L’ombre dans le miroir – Dominique Loreau (Esperluète Éditions, 2014)

Après avoir fait la rencontre d’un homme mystérieux dans un bar, une jeune fille en quête de vérité universelle quitte son pays natal pour découvrir de nouveaux horizons, se découvrir elle-même. Au cœur du voyage, le doute s’installe insidieusement: si ce qu’elle poursuivait n’était qu’une chimère?

A moitié conte, à moitié songe, L’ombre dans le miroir est une fable moderne. L’occident y rencontre l’orient, l’individu capitaliste y affronte la collectivité, la pauvreté, avec ce vertige nécessaire que provoque le choc des cultures.

Assoiffée de connaissances, avide de frissons, au bord de la schizophrénie, Claire part à l’aventure. Voyage vers un autre monde au sein du monde; voyage intérieur à la recherche d’elle-même, de réponses à ses questions, d’un sens à son existence. Nombreux sont les mirages sur son chemin. Ressort-on indemne d’un tel périple?

L’écriture de Loreau se boit comme du petit-lait. Ses phrases chantantes font mouche, son rythme souple berce. Le récit est une somme de dialogues intérieurs entre soi et soi, de pensées mélangées, d’introspection quasi permanente. Seul bémol: une fin abrupte, qui laisse un goût de trop peu.
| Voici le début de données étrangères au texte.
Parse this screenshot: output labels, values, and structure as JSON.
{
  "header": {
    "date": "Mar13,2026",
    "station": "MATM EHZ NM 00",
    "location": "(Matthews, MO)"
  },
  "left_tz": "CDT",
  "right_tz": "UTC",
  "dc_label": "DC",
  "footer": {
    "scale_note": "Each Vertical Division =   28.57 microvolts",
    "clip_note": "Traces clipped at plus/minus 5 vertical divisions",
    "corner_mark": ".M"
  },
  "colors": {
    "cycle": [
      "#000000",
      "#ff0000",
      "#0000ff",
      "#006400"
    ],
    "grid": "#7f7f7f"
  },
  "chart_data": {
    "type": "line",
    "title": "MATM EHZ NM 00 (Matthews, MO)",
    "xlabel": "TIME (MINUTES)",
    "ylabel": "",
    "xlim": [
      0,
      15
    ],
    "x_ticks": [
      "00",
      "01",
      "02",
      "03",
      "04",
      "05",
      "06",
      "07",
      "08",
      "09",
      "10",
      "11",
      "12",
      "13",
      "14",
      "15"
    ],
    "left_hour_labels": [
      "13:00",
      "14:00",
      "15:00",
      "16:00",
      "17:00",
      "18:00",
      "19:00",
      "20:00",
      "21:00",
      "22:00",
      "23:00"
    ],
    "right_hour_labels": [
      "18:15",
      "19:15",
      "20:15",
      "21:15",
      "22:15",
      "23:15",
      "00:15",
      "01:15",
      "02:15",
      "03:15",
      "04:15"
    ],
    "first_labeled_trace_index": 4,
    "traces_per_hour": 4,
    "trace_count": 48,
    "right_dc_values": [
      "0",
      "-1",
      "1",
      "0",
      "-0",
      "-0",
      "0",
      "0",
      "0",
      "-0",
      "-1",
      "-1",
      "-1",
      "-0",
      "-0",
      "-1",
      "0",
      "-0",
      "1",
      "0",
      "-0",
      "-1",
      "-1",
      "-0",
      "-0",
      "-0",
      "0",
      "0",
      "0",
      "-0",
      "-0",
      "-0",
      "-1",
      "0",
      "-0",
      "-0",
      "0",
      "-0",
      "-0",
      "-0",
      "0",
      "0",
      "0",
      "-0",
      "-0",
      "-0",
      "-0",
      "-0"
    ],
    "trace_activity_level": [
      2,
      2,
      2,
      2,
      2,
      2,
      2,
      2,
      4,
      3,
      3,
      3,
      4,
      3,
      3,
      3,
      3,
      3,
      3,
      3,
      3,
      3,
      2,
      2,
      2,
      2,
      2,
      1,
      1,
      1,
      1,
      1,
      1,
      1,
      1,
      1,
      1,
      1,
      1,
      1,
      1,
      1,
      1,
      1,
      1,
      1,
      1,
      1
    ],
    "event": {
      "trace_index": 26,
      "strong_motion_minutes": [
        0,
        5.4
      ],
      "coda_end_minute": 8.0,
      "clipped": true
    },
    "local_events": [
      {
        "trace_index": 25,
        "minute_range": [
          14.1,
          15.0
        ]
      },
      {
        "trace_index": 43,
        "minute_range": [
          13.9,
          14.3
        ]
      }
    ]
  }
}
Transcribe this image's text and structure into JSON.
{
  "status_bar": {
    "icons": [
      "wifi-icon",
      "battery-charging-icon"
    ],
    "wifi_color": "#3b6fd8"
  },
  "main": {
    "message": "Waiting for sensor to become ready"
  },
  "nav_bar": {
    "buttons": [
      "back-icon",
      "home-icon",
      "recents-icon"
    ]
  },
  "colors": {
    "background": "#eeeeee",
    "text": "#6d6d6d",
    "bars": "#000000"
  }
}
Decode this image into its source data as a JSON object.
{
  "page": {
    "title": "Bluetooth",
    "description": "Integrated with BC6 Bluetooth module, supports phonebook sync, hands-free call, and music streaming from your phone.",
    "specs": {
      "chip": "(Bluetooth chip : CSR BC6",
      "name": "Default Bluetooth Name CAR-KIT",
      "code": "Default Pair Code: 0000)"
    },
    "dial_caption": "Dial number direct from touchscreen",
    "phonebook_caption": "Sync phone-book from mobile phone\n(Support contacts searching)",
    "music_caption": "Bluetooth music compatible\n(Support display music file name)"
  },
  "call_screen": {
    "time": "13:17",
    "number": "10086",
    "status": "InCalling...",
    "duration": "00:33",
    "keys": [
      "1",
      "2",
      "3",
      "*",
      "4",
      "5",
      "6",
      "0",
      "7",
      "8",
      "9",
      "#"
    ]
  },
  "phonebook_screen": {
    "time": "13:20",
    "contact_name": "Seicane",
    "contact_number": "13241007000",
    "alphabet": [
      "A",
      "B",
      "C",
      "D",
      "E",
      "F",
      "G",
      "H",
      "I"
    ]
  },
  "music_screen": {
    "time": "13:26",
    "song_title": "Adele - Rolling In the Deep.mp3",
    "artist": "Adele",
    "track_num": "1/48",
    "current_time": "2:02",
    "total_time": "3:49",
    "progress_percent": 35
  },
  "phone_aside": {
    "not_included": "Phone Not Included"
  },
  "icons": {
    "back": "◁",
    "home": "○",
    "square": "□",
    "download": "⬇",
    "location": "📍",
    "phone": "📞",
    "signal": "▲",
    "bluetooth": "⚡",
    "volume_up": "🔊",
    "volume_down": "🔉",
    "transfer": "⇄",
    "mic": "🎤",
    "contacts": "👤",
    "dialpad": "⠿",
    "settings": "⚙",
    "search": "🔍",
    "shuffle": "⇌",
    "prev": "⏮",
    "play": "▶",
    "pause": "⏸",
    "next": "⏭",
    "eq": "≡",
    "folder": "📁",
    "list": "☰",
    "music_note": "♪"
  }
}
Les illustrations de Lionel Vinche, dont la noirceur naïve nous replonge dans nos cauchemars d’enfance, viennent ici et là compléter le texte.

Un petit mot également sur la maison d’édition Esperluète, qui s’est donné pour noble but de mettre en valeur des talents artistico-littéraires, et semble proposer de beaux ouvrages de qualité, contenu et contenant parlant.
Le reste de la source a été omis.